Wobei der Abstand auf das Führungs-Quartett mit elf Punkten bereits sehr groß ist und auch Hünemeier zugibt: „Gegen Hamburg, Fürth, Bochum und Kiel haben wir auch nicht gerade mit Punktgewinnen geglänzt.“ Diese vier Teams sieht Hünemeier leistungsmäßig daher vor dem SCP, den Rest nicht: „Platz fünf ist noch in Reichweite.“

Das wäre ein schöner Saisonabschluss, ob es auch für den Trainer der passende Abschied wäre? Es sei auch für ihn schwer einzuschätzen, was im Sommer passiert.
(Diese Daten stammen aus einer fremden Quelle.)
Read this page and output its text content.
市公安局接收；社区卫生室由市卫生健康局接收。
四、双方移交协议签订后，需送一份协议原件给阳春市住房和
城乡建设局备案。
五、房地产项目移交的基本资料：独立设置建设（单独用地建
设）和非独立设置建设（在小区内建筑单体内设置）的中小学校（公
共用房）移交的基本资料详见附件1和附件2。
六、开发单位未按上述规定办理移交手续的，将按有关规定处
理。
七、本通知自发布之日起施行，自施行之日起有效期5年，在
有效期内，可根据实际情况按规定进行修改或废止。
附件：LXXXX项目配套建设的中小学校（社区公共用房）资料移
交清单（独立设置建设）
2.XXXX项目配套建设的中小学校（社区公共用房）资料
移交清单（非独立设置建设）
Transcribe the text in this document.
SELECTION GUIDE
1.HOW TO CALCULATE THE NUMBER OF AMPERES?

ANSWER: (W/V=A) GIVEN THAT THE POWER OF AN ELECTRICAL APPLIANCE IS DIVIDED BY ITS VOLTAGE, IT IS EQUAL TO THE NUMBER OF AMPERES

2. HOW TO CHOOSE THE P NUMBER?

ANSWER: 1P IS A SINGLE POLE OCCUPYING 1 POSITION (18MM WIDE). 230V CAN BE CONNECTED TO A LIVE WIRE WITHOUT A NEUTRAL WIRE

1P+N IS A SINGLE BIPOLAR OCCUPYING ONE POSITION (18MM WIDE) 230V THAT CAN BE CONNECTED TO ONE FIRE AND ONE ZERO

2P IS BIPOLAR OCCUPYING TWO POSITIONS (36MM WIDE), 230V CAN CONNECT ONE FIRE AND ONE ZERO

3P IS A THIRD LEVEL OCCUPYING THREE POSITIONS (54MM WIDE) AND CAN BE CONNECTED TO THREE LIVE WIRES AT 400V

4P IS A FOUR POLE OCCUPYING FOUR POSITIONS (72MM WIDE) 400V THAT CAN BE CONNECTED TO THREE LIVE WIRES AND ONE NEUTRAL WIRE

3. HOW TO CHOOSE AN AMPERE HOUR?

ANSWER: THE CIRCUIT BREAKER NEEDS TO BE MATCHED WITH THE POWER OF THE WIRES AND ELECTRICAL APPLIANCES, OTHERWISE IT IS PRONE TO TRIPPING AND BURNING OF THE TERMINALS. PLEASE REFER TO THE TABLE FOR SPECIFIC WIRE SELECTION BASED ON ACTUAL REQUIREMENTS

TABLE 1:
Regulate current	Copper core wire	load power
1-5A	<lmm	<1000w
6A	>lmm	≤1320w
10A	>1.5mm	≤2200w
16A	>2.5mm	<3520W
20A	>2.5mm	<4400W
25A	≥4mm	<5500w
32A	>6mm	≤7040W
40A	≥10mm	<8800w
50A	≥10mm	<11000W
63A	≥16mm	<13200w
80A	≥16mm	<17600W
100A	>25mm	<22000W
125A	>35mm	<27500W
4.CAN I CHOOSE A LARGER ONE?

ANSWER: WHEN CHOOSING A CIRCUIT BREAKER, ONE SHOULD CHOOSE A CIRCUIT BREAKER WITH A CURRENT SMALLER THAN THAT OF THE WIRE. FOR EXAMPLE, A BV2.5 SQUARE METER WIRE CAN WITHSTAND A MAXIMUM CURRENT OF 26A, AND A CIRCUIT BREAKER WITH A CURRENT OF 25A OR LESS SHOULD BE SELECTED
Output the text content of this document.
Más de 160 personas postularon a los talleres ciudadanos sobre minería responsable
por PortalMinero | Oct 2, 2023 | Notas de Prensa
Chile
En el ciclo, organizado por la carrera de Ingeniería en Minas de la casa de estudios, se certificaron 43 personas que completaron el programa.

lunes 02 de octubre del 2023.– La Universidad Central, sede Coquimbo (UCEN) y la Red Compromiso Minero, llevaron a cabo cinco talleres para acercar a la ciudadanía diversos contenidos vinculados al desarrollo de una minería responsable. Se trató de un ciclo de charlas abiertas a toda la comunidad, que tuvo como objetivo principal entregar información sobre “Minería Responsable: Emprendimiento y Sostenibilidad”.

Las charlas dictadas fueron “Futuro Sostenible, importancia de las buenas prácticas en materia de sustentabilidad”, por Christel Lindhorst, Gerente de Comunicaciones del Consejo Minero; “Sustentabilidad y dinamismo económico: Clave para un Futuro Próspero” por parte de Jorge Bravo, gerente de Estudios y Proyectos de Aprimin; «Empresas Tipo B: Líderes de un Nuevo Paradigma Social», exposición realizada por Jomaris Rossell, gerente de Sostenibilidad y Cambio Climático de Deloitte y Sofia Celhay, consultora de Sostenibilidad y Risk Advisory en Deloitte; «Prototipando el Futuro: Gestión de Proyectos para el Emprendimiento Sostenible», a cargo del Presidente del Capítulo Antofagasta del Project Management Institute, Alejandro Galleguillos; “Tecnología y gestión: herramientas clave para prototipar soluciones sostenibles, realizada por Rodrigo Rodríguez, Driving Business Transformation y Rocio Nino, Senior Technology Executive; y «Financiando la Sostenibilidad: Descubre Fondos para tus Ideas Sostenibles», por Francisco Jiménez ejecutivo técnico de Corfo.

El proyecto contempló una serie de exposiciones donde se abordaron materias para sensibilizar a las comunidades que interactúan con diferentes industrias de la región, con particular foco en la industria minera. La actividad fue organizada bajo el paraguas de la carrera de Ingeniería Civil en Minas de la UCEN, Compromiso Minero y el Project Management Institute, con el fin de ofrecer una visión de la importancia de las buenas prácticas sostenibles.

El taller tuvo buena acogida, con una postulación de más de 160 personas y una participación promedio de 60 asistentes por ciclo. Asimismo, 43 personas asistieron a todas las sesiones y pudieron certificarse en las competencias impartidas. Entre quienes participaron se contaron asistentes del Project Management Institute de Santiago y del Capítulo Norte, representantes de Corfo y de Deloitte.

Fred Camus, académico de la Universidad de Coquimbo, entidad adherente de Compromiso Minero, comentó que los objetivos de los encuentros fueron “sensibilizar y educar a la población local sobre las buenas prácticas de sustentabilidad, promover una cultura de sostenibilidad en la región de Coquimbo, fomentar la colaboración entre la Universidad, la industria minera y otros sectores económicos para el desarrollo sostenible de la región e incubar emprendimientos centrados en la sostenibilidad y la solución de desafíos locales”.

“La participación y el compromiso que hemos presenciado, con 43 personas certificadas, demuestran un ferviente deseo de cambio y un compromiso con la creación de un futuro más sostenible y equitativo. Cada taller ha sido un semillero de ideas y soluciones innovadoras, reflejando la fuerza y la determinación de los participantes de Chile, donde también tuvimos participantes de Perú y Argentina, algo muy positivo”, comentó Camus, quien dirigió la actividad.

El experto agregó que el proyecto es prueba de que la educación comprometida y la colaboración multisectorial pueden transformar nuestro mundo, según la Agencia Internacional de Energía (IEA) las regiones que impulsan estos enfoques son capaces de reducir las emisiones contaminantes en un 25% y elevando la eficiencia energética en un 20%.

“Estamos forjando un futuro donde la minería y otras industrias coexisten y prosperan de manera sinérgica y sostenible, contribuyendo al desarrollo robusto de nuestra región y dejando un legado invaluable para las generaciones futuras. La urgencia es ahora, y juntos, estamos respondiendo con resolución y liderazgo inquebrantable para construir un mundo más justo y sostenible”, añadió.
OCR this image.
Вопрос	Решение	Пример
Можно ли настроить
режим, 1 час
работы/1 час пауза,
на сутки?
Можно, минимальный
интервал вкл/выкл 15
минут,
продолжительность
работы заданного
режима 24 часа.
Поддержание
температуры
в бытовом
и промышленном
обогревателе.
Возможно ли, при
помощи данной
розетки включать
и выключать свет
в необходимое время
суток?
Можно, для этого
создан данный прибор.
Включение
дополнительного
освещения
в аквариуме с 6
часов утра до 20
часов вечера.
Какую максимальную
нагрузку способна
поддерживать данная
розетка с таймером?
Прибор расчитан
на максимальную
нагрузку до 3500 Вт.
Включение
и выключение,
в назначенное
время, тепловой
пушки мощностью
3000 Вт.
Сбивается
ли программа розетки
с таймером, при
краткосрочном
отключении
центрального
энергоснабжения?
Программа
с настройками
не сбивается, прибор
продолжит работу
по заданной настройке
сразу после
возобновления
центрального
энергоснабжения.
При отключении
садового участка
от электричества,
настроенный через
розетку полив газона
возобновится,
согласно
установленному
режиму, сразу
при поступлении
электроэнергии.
Baumgart sei durch gute Arbeit deutschlandweit aufgefallen, sondiere nun den Markt und das sei absolut legitim: „Wir Spieler würden es in so einer Situation nicht anders machen.“

In der Hinrunde mit zwei Toren der Matchwinner

Platz fünf, 50 Punkte oder ein neuer Vertrag – diese Themen beschäftigen den Routinier, heute Abend geht es aber zunächst nur um Spieltag 23. In der Hinrunde gewann Paderborn mit 3:1 und hatte einen Matchwinner im Team, mit dem zuvor niemand gerechnet hatte: Uwe Hünemeier. Nach zwei Standards von Julian Justvan war er jeweils per Kopf zum 1:0 und 3:1 zur Stelle.

Torschütze statt Torverhinderer – auch dass passt zu seiner Saison voller Überraschungen. Wie die 2013 Pflichtspielminuten. Kein anderer Paderborner Feldspieler stand in dieser Saison länger auf dem Platz.